Птиц было уже мало, -- одни дрозды стаями, с веселым,
притворно-яростным взвизгиваньем и сытым квохтаньем, перелетали там и сям; в
лесу было пусто, просторно, лес был не частый, далеко видный насквозь,
солнечный. Мы шли то под старыми березами, то по широким полянам, на которых
вольно и свободно стояли могучие ветвистые дубы, уже далеко не такие темные,
как летом, с поредевшей и подсохшей листвой. Мы шли в их пестрой тени, дыша
их сухим ароматом, по скользкой, сухой траве и глядели вперед, где {71}
жарко сияли более открытые поляны, а за ними канареечно желтела и трепетала
небольшая чаща молодой кленовой поросли. Когда мы вошли на тропинку,
пролегавшую среди этой чащи к пруду, из подседа, из лапчатых орешников,
вдруг с треском вырвался почти из под ног у нас золотисто-рыжий вальдшнеп.

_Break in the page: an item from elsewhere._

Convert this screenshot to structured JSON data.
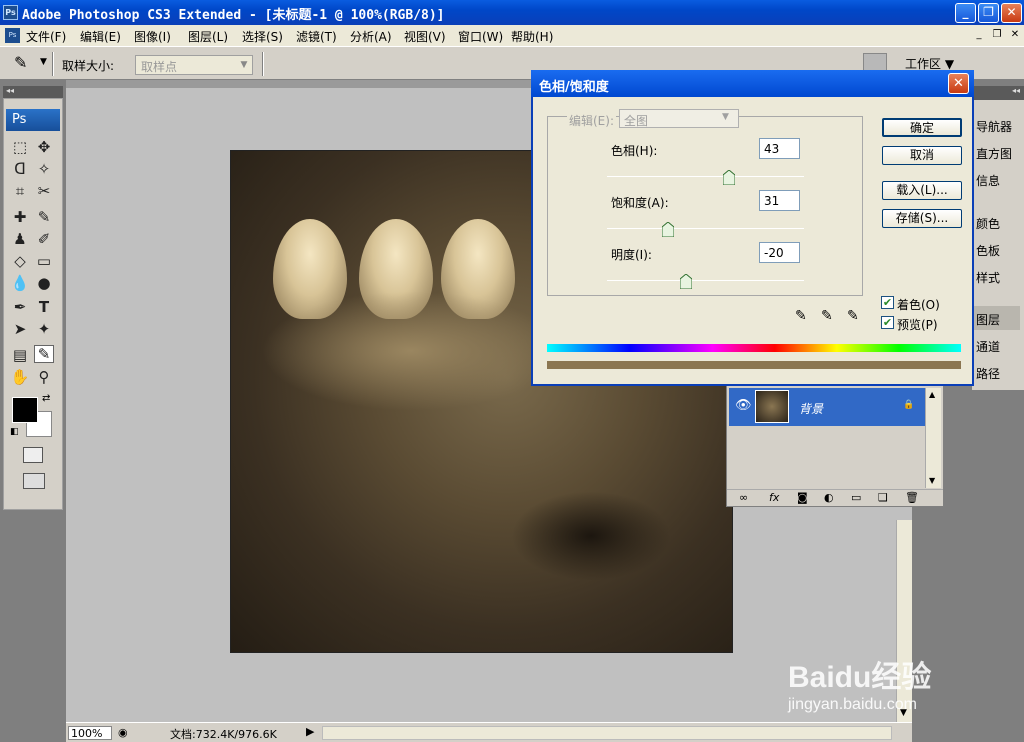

Отец был так поражен столь ранним гостем, что даже растерялся, -- выстрелил,
разумеется, мгновенно, но промахнулся. Подивившись, откуда мог взяться в
такую пору вальдшнеп, и подосадовав на промах, он подошел к пруду, положив
ружье, присел на корячки и стал горстями пить. Потом, с удовольствием
отдуваясь и вытирая рукавом губы, лег на берегу и закурил. Вода в пруде была
чистая, прозрачная, особенная лесная вода, как есть вообще нечто особенное в
этих одиноких лесных прудах, почти никогда никем, кроме птицы и зверя, не
посещаемых. В ее светлой бездонности, похожей на какое-то зачарованное небо,
спокойно отражались, тонули верхушки окружавшего ее березового и дубового
леса, по которому с легким лепетом и шорохом тянул ветер с поля. И под этот
шорох, лежа с подставленной под головой рукой, отец закрыл глаза и задремал.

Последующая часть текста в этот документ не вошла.